You must always get the cynical thought out of your mind first, for then you can concentrate on the positive where and when they must fall; however, and despite the strength of the acting fraternity on screen, it seems that there is a deep fascination within media for the story behind the robbery of Hatton Garden that has not really had the call for it be so, that the memory of the event is still very much within recent times enough to already have received television and film treatment, and by adding a third into the mix just gives off the impression that the nation is obsessed by the crime.
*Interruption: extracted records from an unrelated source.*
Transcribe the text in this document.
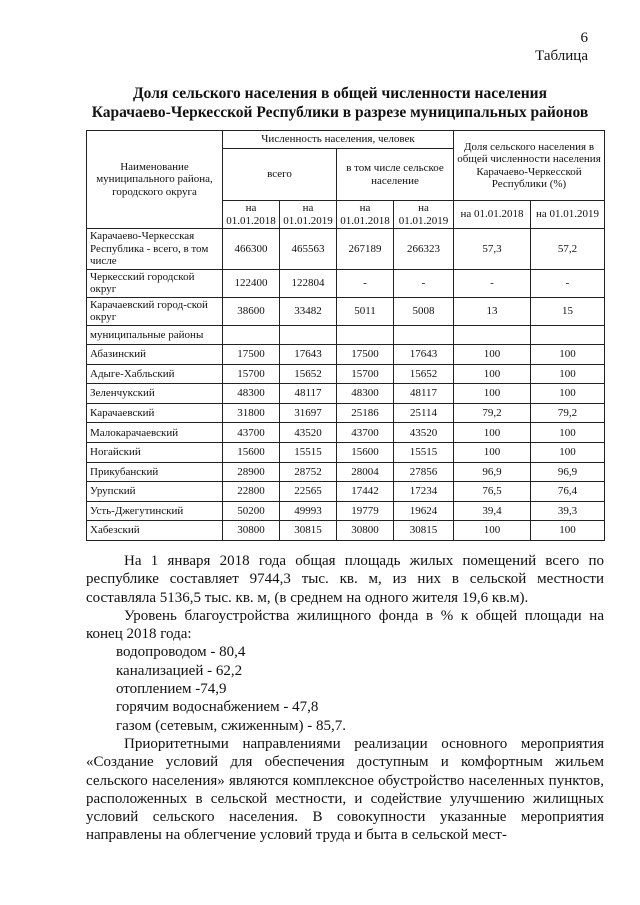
6
Таблица
Доля сельского населения в общей численности населения
Карачаево-Черкесской Республики в разрезе муниципальных районов
Наименование муниципального района, городского округа	Численность населения, человек				Доля сельского населения в общей численности населения Карачаево-Черкесской Республики (%)	
	всего		в том числе сельское население			
	на 01.01.2018	на 01.01.2019	на 01.01.2018	на 01.01.2019	на 01.01.2018	на 01.01.2019
Карачаево-Черкесская Республика - всего, в том числе	466300	465563	267189	266323	57,3	57,2
Черкесский городской округ	122400	122804	-	-	-	-
Карачаевский город-ской округ	38600	33482	5011	5008	13	15
муниципальные районы						
Абазинский	17500	17643	17500	17643	100	100
Адыге-Хабльский	15700	15652	15700	15652	100	100
Зеленчукский	48300	48117	48300	48117	100	100
Карачаевский	31800	31697	25186	25114	79,2	79,2
Малокарачаевский	43700	43520	43700	43520	100	100
Ногайский	15600	15515	15600	15515	100	100
Прикубанский	28900	28752	28004	27856	96,9	96,9
Урупский	22800	22565	17442	17234	76,5	76,4
Усть-Джегутинский	50200	49993	19779	19624	39,4	39,3
Хабезский	30800	30815	30800	30815	100	100

На 1 января 2018 года общая площадь жилых помещений всего по республике составляет 9744,3 тыс. кв. м, из них в сельской местности составляла 5136,5 тыс. кв. м, (в среднем на одного жителя 19,6 кв.м).

Уровень благоустройства жилищного фонда в % к общей площади на конец 2018 года:

водопроводом - 80,4
канализацией - 62,2
отоплением -74,9
горячим водоснабжением - 47,8
газом (сетевым, сжиженным) - 85,7.

Приоритетными направлениями реализации основного мероприятия «Создание условий для обеспечения доступным и комфортным жильем сельского населения» являются комплексное обустройство населенных пунктов, расположенных в сельской местности, и содействие улучшению жилищных условий сельского населения. В совокупности указанные мероприятия направлены на облегчение условий труда и быта в сельской мест-
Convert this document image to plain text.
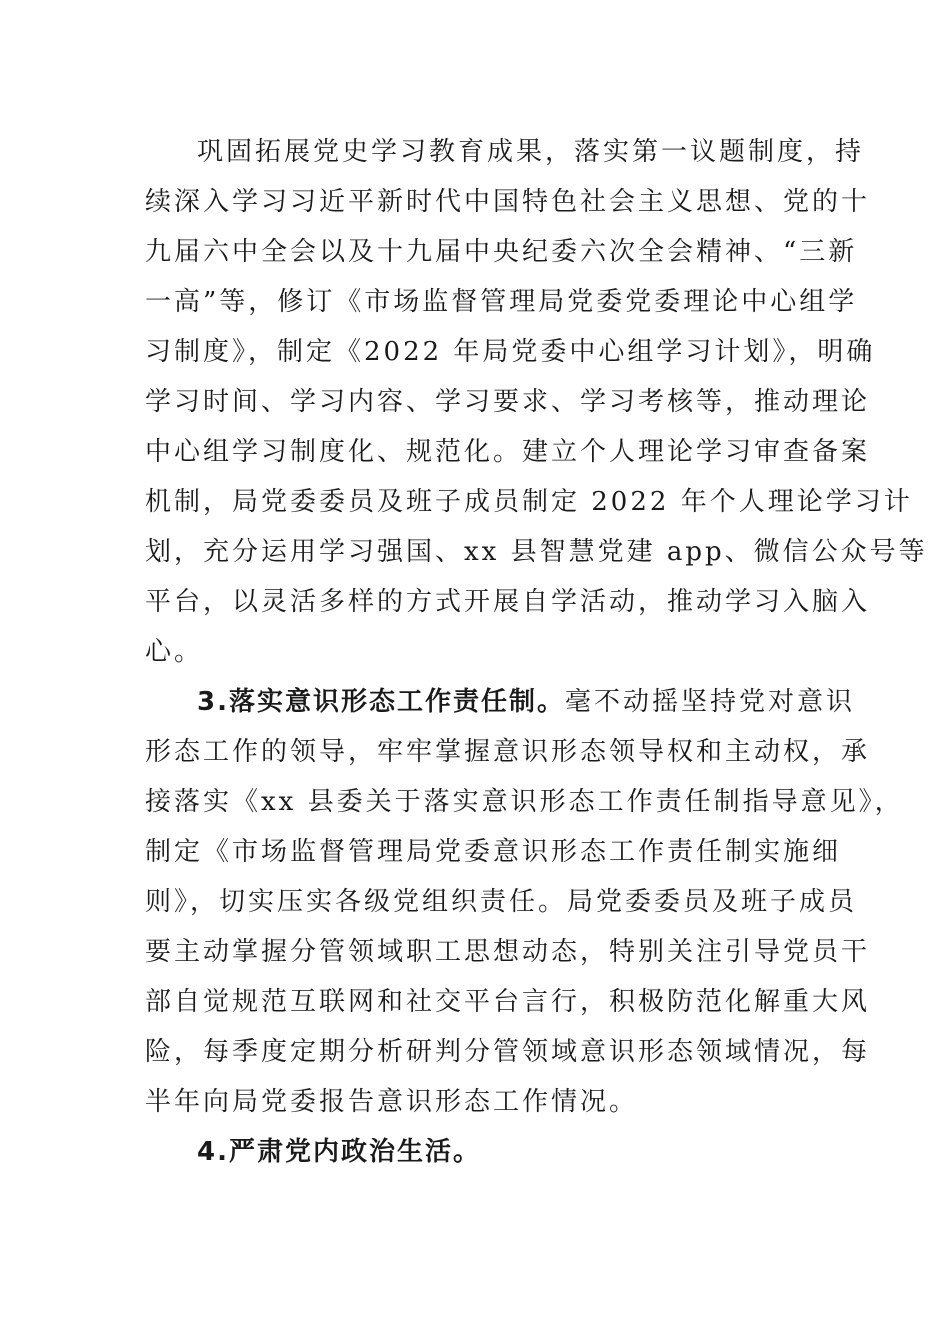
巩固拓展党史学习教育成果，落实第一议题制度，持
续深入学习习近平新时代中国特色社会主义思想、党的十
九届六中全会以及十九届中央纪委六次全会精神、“三新
一高”等，修订《市场监督管理局党委党委理论中心组学
习制度》，制定《2022 年局党委中心组学习计划》，明确
学习时间、学习内容、学习要求、学习考核等，推动理论
中心组学习制度化、规范化。建立个人理论学习审查备案
机制，局党委委员及班子成员制定 2022 年个人理论学习计
划，充分运用学习强国、xx 县智慧党建 app、微信公众号等
平台，以灵活多样的方式开展自学活动，推动学习入脑入
心。
3.落实意识形态工作责任制。 毫不动摇坚持党对意识
形态工作的领导，牢牢掌握意识形态领导权和主动权，承
接落实《xx 县委关于落实意识形态工作责任制指导意见》，
制定《市场监督管理局党委意识形态工作责任制实施细
则》，切实压实各级党组织责任。局党委委员及班子成员
要主动掌握分管领域职工思想动态，特别关注引导党员干
部自觉规范互联网和社交平台言行，积极防范化解重大风
险，每季度定期分析研判分管领域意识形态领域情况，每
半年向局党委报告意识形态工作情况。
4.严肃党内政治生活。
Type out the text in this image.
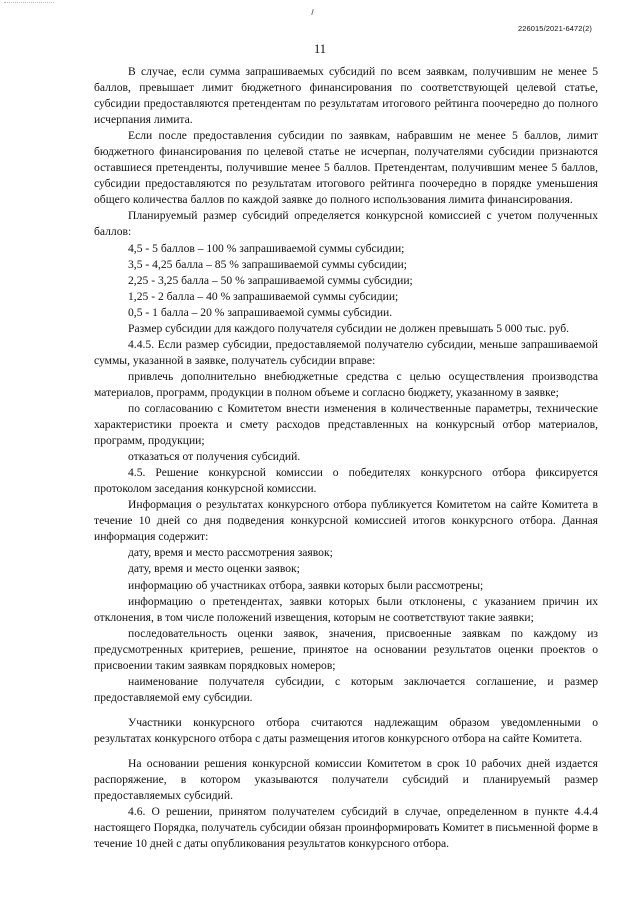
226015/2021-6472(2)
11

В случае, если сумма запрашиваемых субсидий по всем заявкам, получившим не менее 5 баллов, превышает лимит бюджетного финансирования по соответствующей целевой статье, субсидии предоставляются претендентам по результатам итогового рейтинга поочередно до полного исчерпания лимита.

Если после предоставления субсидии по заявкам, набравшим не менее 5 баллов, лимит бюджетного финансирования по целевой статье не исчерпан, получателями субсидии признаются оставшиеся претенденты, получившие менее 5 баллов. Претендентам, получившим менее 5 баллов, субсидии предоставляются по результатам итогового рейтинга поочередно в порядке уменьшения общего количества баллов по каждой заявке до полного использования лимита финансирования.

Планируемый размер субсидий определяется конкурсной комиссией с учетом полученных баллов:

4,5 - 5 баллов – 100 % запрашиваемой суммы субсидии;

3,5 - 4,25 балла – 85 % запрашиваемой суммы субсидии;

2,25 - 3,25 балла – 50 % запрашиваемой суммы субсидии;

1,25 - 2 балла – 40 % запрашиваемой суммы субсидии;

0,5 - 1 балла – 20 % запрашиваемой суммы субсидии.

Размер субсидии для каждого получателя субсидии не должен превышать 5 000 тыс. руб.

4.4.5. Если размер субсидии, предоставляемой получателю субсидии, меньше запрашиваемой суммы, указанной в заявке, получатель субсидии вправе:

привлечь дополнительно внебюджетные средства с целью осуществления производства материалов, программ, продукции в полном объеме и согласно бюджету, указанному в заявке;

по согласованию с Комитетом внести изменения в количественные параметры, технические характеристики проекта и смету расходов представленных на конкурсный отбор материалов, программ, продукции;

отказаться от получения субсидий.

4.5. Решение конкурсной комиссии о победителях конкурсного отбора фиксируется протоколом заседания конкурсной комиссии.

Информация о результатах конкурсного отбора публикуется Комитетом на сайте Комитета в течение 10 дней со дня подведения конкурсной комиссией итогов конкурсного отбора. Данная информация содержит:

дату, время и место рассмотрения заявок;

дату, время и место оценки заявок;

информацию об участниках отбора, заявки которых были рассмотрены;

информацию о претендентах, заявки которых были отклонены, с указанием причин их отклонения, в том числе положений извещения, которым не соответствуют такие заявки;

последовательность оценки заявок, значения, присвоенные заявкам по каждому из предусмотренных критериев, решение, принятое на основании результатов оценки проектов о присвоении таким заявкам порядковых номеров;

наименование получателя субсидии, с которым заключается соглашение, и размер предоставляемой ему субсидии.

Участники конкурсного отбора считаются надлежащим образом уведомленными о результатах конкурсного отбора с даты размещения итогов конкурсного отбора на сайте Комитета.

На основании решения конкурсной комиссии Комитетом в срок 10 рабочих дней издается распоряжение, в котором указываются получатели субсидий и планируемый размер предоставляемых субсидий.

4.6. О решении, принятом получателем субсидий в случае, определенном в пункте 4.4.4 настоящего Порядка, получатель субсидии обязан проинформировать Комитет в письменной форме в течение 10 дней с даты опубликования результатов конкурсного отбора.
Hatton Garden has become a byword for celebrity criminality, in the same vein as the Great Train Robbery, and it is in the conviction, the sheer audacity of the perpetrators themselves that gives the cause celebre its national fascination. It may be difficult to understand the wealth of good luck to ’em syndrome which accompanies these acts, but in Paul Whittington’s direction of Kenneth Cranham, David Hayman and Timothy Spall, perhaps that difficulty is overcome, and whilst we can dissociate ourselves from the actual gang that took a vast fortune of other people’s money and jewels, it is uncomplicated to see the sympathy generated when placed in the hands of actors who bring a different dimension to the real life characters.
The overriding issue facing this four-part serial is how to continue justifying cinema and television’s angle on an event that is only a few years old, daring and provocative though it may be, it still doesn’t hold that the air time spared and consumed by the event is arguably warranted; after all how much more can be said when we surely have been given all the perspectives and answers that are required to make up our minds about it.
A good drama; intelligently told but placed within a subject matter that has become too constricted to matter fully.